Controlling the geometry of laser ablated microneedle cavities in different mould materials and assessing the replication fidelity within polymer injection moulding

Microneedle arrays are minimally invasive devices which enable self-administration of drugs in a straightforward and efficient way. Recently, a low-cost mass production method to produce solid polymer microneedles using laser ablated moulds in an injection moulding process has been developed. In this context, it is key to understand how the geometry of the microneedle cavities can be changed and what parameters affect the replication fidelity during injection moulding. In this study, two laser scanning parameters, being the programmed base diameter and the number of layers were varied in four levels and their effects on the geometry of the microneedle cavities were evaluated in tool steel, copper alloy, and aluminium alloy inserts. Afterwards, the microneedle cavities were replicated in polypropylene and polycarbonate using injection moulding. The study showed how the depth and base diameter of the microneedle cavity can be changed by varying laser scanning parameters. Moreover, the moulds in the three materials exhibited different microneedle cavity shapes and dimensions, due to differences in material properties.

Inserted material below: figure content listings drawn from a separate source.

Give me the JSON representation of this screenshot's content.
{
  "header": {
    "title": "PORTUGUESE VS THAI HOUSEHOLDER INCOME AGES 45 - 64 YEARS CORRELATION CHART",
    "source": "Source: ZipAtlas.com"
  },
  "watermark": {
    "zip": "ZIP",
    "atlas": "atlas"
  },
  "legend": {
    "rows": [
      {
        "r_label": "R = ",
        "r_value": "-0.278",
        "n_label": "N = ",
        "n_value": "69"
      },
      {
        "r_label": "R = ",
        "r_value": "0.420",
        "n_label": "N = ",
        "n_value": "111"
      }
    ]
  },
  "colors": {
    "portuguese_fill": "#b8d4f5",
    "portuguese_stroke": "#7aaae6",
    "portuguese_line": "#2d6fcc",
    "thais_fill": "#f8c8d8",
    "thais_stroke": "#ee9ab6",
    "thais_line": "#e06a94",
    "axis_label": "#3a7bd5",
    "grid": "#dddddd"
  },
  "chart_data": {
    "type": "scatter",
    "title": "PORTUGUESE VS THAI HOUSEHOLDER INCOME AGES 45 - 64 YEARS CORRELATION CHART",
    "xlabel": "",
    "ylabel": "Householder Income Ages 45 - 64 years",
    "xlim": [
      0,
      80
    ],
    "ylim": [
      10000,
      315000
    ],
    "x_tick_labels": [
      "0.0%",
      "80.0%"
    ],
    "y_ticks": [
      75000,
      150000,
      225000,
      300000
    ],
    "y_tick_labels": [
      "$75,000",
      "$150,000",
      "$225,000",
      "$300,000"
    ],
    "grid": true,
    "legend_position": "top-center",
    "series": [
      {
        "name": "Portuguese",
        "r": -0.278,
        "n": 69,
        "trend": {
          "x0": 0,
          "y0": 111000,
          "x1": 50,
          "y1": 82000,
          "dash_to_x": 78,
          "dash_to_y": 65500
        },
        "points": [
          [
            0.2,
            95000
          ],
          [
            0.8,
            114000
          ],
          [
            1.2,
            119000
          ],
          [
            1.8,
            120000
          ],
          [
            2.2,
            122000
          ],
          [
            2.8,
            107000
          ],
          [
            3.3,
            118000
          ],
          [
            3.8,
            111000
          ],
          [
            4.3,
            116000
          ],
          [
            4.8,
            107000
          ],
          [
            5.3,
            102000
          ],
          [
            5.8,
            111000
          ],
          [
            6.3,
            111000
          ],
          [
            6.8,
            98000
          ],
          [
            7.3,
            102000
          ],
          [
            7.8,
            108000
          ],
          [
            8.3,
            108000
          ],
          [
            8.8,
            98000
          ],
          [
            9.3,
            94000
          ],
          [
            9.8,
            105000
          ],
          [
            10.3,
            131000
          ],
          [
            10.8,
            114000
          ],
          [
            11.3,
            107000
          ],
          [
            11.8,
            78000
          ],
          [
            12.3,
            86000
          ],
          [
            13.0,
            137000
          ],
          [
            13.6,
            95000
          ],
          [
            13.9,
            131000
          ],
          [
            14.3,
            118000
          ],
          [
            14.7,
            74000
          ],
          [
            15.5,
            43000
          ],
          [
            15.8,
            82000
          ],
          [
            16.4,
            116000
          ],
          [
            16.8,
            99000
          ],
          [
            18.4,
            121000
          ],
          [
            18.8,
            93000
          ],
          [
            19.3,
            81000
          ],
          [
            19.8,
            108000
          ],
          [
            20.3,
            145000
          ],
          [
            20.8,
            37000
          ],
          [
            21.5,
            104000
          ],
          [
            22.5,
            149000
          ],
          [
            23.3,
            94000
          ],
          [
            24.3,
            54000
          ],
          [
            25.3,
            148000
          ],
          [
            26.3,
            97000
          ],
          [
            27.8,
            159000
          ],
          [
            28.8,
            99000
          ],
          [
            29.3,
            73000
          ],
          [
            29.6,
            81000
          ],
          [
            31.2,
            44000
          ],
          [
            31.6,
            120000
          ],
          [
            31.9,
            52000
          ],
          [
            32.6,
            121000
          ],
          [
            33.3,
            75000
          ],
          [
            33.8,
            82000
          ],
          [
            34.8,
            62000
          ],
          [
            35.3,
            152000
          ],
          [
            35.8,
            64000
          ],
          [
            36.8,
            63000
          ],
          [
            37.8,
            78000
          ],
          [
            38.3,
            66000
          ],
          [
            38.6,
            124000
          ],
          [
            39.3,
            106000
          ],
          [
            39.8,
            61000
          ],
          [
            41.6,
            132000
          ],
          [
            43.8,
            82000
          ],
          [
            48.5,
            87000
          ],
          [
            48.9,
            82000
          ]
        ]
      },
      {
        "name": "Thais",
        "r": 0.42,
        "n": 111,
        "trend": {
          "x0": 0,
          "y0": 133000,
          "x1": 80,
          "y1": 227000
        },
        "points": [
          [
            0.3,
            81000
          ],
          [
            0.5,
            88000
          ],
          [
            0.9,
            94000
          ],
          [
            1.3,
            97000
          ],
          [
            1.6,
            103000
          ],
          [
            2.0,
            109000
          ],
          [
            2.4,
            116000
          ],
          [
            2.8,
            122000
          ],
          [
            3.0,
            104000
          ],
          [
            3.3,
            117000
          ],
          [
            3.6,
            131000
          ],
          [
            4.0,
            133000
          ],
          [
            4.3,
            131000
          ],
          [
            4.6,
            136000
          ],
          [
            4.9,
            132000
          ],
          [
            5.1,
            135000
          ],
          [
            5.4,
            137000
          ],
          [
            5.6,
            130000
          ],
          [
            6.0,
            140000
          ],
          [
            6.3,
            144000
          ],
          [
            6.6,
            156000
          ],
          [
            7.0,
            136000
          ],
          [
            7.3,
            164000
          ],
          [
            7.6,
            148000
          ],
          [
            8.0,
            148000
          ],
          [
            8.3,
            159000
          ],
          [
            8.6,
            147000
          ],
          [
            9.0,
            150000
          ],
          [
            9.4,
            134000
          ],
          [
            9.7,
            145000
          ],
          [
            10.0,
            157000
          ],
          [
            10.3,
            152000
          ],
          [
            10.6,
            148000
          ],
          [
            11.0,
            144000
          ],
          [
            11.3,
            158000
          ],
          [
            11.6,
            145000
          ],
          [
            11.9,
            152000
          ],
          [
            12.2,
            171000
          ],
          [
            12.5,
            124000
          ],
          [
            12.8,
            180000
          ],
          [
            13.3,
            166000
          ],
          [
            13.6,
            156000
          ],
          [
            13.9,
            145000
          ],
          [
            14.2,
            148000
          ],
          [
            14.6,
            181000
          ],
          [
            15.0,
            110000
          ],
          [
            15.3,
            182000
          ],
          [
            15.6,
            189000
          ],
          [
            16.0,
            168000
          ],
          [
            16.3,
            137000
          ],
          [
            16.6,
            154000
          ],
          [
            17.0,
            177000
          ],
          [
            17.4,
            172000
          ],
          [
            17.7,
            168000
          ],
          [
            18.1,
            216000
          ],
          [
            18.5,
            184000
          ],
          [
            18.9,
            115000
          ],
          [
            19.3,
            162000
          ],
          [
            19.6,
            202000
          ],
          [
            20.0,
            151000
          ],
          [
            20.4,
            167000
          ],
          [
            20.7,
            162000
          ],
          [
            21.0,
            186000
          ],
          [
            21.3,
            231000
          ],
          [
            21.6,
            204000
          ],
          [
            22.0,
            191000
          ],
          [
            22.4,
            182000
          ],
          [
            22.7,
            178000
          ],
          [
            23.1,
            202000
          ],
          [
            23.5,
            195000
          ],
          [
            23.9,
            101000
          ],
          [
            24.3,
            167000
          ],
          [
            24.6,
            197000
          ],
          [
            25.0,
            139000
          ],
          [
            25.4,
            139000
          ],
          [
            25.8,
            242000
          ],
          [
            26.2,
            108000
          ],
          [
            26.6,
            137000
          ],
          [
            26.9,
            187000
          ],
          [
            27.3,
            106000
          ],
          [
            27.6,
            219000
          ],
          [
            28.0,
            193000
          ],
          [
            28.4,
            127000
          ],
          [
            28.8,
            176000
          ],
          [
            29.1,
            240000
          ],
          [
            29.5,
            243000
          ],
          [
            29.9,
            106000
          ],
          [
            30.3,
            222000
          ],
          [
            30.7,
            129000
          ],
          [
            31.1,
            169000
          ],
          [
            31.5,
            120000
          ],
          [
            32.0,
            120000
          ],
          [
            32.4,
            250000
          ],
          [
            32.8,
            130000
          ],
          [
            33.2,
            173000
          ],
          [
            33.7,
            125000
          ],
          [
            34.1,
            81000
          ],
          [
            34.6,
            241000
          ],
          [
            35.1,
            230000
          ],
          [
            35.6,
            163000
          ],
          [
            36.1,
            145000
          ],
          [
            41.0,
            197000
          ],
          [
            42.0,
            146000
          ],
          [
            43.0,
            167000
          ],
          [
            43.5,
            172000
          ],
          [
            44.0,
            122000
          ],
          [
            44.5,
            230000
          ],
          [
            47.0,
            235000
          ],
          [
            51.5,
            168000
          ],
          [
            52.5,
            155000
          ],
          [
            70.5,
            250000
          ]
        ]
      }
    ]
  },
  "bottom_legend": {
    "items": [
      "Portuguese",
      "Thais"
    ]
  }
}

As to the injection moulding process, strong linear relationships were found between the aspect ratio of the microneedle cavities and the replicated thermoplastic microneedles, where a higher aspect ratio resulted in a lower replication. The replication fidelity for the polypropylene microneedles was in all cases higher compared to the polycarbonate needles. Between the three mould materials, a comparable replication fidelity was found for tool steel and copper alloy and a lower replication for the aluminium alloy, due to differences in thermal and wetting properties.